We are living in times when every day is another story of violence and political unrest, not just in South Africa, but all over the world. People are sharing that it is hard to read the morning paper and live with hope. The leaders who used to be–the Nelson Mandela’s, the Martin Luther King Jr’s, the Gandhi’s are sorely missed in the world today. Yet, if we want a better tomorrow, we can’t complain it into being. We must join in the work of building it. In the building of a better tomorrow, relationships matter.

Relationships across boundaries of division can be like the bell in Central Methodist Mission that rang years ago. It no longer rings today, because if it did it would shake the foundation underneath the buildings all around Greenmarket Square. Relationships across lines of division shake the foundations of the constructs in our minds. They allow for the texture of difference to be realized in ways that have potential to grow us in our ability to recognize our need of one another. An unnamed author penned these words “the best feeling in the world is that you actually mean something to someone.” “Yes!” We need to be engaging in relationships where we are saying with our commitment to be with, to work with, that “Yes!” you mean something to me and to the world and I am with you! I am with you in ear, in heart, in voice, and feet!

There is a story of a beautiful working relationship that was born in Durham, North Carolina, the city Alan Storey just happens to be teaching in right now, between a PhD level theologian the Rev. Canon Dr. Samuel Wells and a community activist Marcia Owens. Marcia represents an organization called the Religious Coalition for a non-violent Durham. She organizes vigils for homicide victims that die by gunshot wounds. Together they worked with one another to write a book called, living without enemies—Being present in the midst of violence. Their work is a beautiful gift to the world in that it illustrates commitment even beyond the penned word. They have stood together in the midst of the violence of the world—a symbol of light and hope to those who feel alone in their struggle for justice and forgotten in their pain and loss.

In their book, Sam Wells shares different ways of engaging with people across lines of division and in particular with those we perceive to be in need. One way is working for. This would be doing something on behalf of another like taking them to an appointment or serving them a meal. Another way would be to work with them. An example might be planning and implementing a community event alongside members of the community, this would be working with. The third way he mentions is simply being with members of your community you might not normally come across. The purpose would not be to serve, but to simply build relationships, to be with fellow pilgrims in the journey of life. The fourth way Sam lifts up is being for. We can learn through organizations like Marcia’s or Gun Free South Africa how to advocate for victims of violence. In our advocacy we use our voice in solidarity with movements that bring change.

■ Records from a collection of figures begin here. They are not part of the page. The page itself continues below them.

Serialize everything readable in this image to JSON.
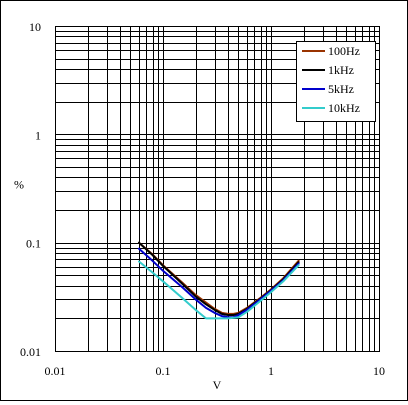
{
  "chart_data": {
    "type": "line",
    "xscale": "log",
    "yscale": "log",
    "xlim": [
      0.01,
      10
    ],
    "ylim": [
      0.01,
      10
    ],
    "xlabel": "V",
    "ylabel": "%",
    "x_ticks": [
      "0.01",
      "0.1",
      "1",
      "10"
    ],
    "y_ticks": [
      "0.01",
      "0.1",
      "1",
      "10"
    ],
    "grid": true,
    "legend_position": "top-right",
    "series": [
      {
        "name": "100Hz",
        "color": "#993300",
        "x": [
          0.06,
          0.08,
          0.1,
          0.15,
          0.2,
          0.25,
          0.3,
          0.35,
          0.4,
          0.45,
          0.5,
          0.6,
          0.8,
          1.0,
          1.3,
          1.8
        ],
        "y": [
          0.1,
          0.078,
          0.062,
          0.043,
          0.033,
          0.028,
          0.0245,
          0.0225,
          0.022,
          0.022,
          0.0225,
          0.025,
          0.031,
          0.037,
          0.047,
          0.068
        ]
      },
      {
        "name": "1kHz",
        "color": "#000000",
        "x": [
          0.06,
          0.08,
          0.1,
          0.15,
          0.2,
          0.25,
          0.3,
          0.35,
          0.4,
          0.45,
          0.5,
          0.6,
          0.8,
          1.0,
          1.3,
          1.8
        ],
        "y": [
          0.1,
          0.077,
          0.061,
          0.042,
          0.032,
          0.027,
          0.024,
          0.022,
          0.0215,
          0.0215,
          0.022,
          0.0245,
          0.0305,
          0.0365,
          0.046,
          0.066
        ]
      },
      {
        "name": "5kHz",
        "color": "#0000cc",
        "x": [
          0.06,
          0.08,
          0.1,
          0.15,
          0.2,
          0.25,
          0.3,
          0.35,
          0.4,
          0.45,
          0.5,
          0.6,
          0.8,
          1.0,
          1.3,
          1.8
        ],
        "y": [
          0.088,
          0.068,
          0.055,
          0.039,
          0.03,
          0.025,
          0.0225,
          0.021,
          0.0205,
          0.0205,
          0.0215,
          0.024,
          0.03,
          0.036,
          0.045,
          0.064
        ]
      },
      {
        "name": "10kHz",
        "color": "#33cccc",
        "x": [
          0.06,
          0.08,
          0.1,
          0.15,
          0.2,
          0.25,
          0.3,
          0.4,
          0.5,
          0.6,
          0.8,
          1.0,
          1.3,
          1.8
        ],
        "y": [
          0.067,
          0.053,
          0.044,
          0.031,
          0.024,
          0.02,
          0.02,
          0.02,
          0.0205,
          0.023,
          0.029,
          0.035,
          0.044,
          0.062
        ]
      }
    ]
  }
}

Nelson Mandela, Martin Luther King Jr., and Gandhi all were individuals who gave themselves to a particular way of living that they believed would bring change towards a good they might not ever see realized in their lifetime. Their vision of what they were living for must have been so real in their minds eye that the taste of it was the sustenance that sustained them on their journey. They gave their lives to the understanding that relationships matter. The nostalgia of longing for leadership does not give rise to leadership and so it is upon us all to live with greater discipline each day in the ways in which we follow Jesus and the way He marks out for us that leads to life. Jesus was a multiplier of leadership. Jesus invested in twos and threes and then twelve. Jesus teaches us what it means to be with—to work with. Jesus named for those who followed him that the greatest calling upon them was to live with love for God  and love for others. Jesus lived, died, and breathes new every day the truth that relationships matter.